In Texas, and other states with large immigrant populations, the difference is more than academic. Urban districts include many more people who are too young, not citizens or otherwise ineligible to vote.
Two rural Texas voters are challenging the use of total population data in drawing state Senate districts because they say it inflates the voting power of city dwellers at their expense.
Their arguments seemed to make some headway Tuesday with Justice Anthony Kennedy, the pivotal vote on so many close high court cases.
When some districts of roughly equal population have dramatically different numbers of eligible voters, shouldn’t Texas “at least give some consideration to this disparity that you have among voters?” Kennedy asked.
Later he wondered whether states could produce districts that were roughly equal in terms of overall population and eligible voters, saying, “Why is one option exclusive of the other? Why can’t they have both?”

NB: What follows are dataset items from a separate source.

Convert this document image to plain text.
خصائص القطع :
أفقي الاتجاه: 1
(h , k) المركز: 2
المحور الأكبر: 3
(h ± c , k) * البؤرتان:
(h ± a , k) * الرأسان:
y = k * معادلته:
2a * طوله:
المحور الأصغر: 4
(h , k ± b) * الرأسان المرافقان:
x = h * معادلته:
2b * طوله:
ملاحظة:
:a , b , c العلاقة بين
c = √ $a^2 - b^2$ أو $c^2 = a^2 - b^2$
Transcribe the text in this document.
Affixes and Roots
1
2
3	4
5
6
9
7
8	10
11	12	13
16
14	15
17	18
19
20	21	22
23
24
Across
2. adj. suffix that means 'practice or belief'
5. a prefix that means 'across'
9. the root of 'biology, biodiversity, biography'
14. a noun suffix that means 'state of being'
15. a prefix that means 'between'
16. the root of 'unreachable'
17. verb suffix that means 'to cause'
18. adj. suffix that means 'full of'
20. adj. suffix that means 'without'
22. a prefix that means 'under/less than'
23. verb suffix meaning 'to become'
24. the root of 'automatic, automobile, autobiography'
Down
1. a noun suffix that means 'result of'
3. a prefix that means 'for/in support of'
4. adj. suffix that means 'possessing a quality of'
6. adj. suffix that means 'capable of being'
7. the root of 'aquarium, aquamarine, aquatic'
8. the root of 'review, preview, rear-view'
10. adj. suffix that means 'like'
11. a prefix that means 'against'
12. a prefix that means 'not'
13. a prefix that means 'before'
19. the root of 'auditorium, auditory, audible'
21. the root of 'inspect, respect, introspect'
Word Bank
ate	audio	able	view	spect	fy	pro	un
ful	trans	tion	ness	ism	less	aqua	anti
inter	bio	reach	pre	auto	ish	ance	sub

Texas Solicitor General Scott Keller said such an outcome could only be achieved at the expense of other traditional requirements about redistricting, including drawing relatively compact districts that don’t split counties.
Kennedy sounded persuaded. “That sounds highly probable to me,” he said.
The Texas case was one of three matters before the court on Tuesday that dealt with redistricting.
The justices also considered a challenge from Republicans over whether Arizona’s state legislative districts were redrawn in a way that illegally shifted voters to give Democrats an advantage. The case also invokes the “one person, one vote” principle in asking whether slight differences in population that typically pass muster are nonetheless problematic if districts are drawn for partisan advantage or to comply with a now-defunct provision in the Voting Rights Act.
In yet a third case, the court unanimously revived a challenge by some Maryland residents to their state’s 2011 redrawing of its congressional districts, ruling that their case must be heard by a panel of three judges, not a single judge.
The arguments in the Texas case were unusual in several respects. The justices displayed little of the aggressiveness that often marks Supreme Court arguments and Justice Antonin Scalia said nothing at all during the hourlong session.
Civil rights groups say forcing states to change their method would damage Latino political influence. Texas picked up four congressional seats after the 2010 census, mainly because of the growth in its Hispanic population.
Chief Justice John Roberts and Justice Samuel Alito appeared most open to the challengers’ argument, but Scalia, another usually reliable conservative voice, did not comment at all.
The court’s liberal justices seemed more clearly disposed to upholding the districting plan for the Texas Senate that is being reviewed.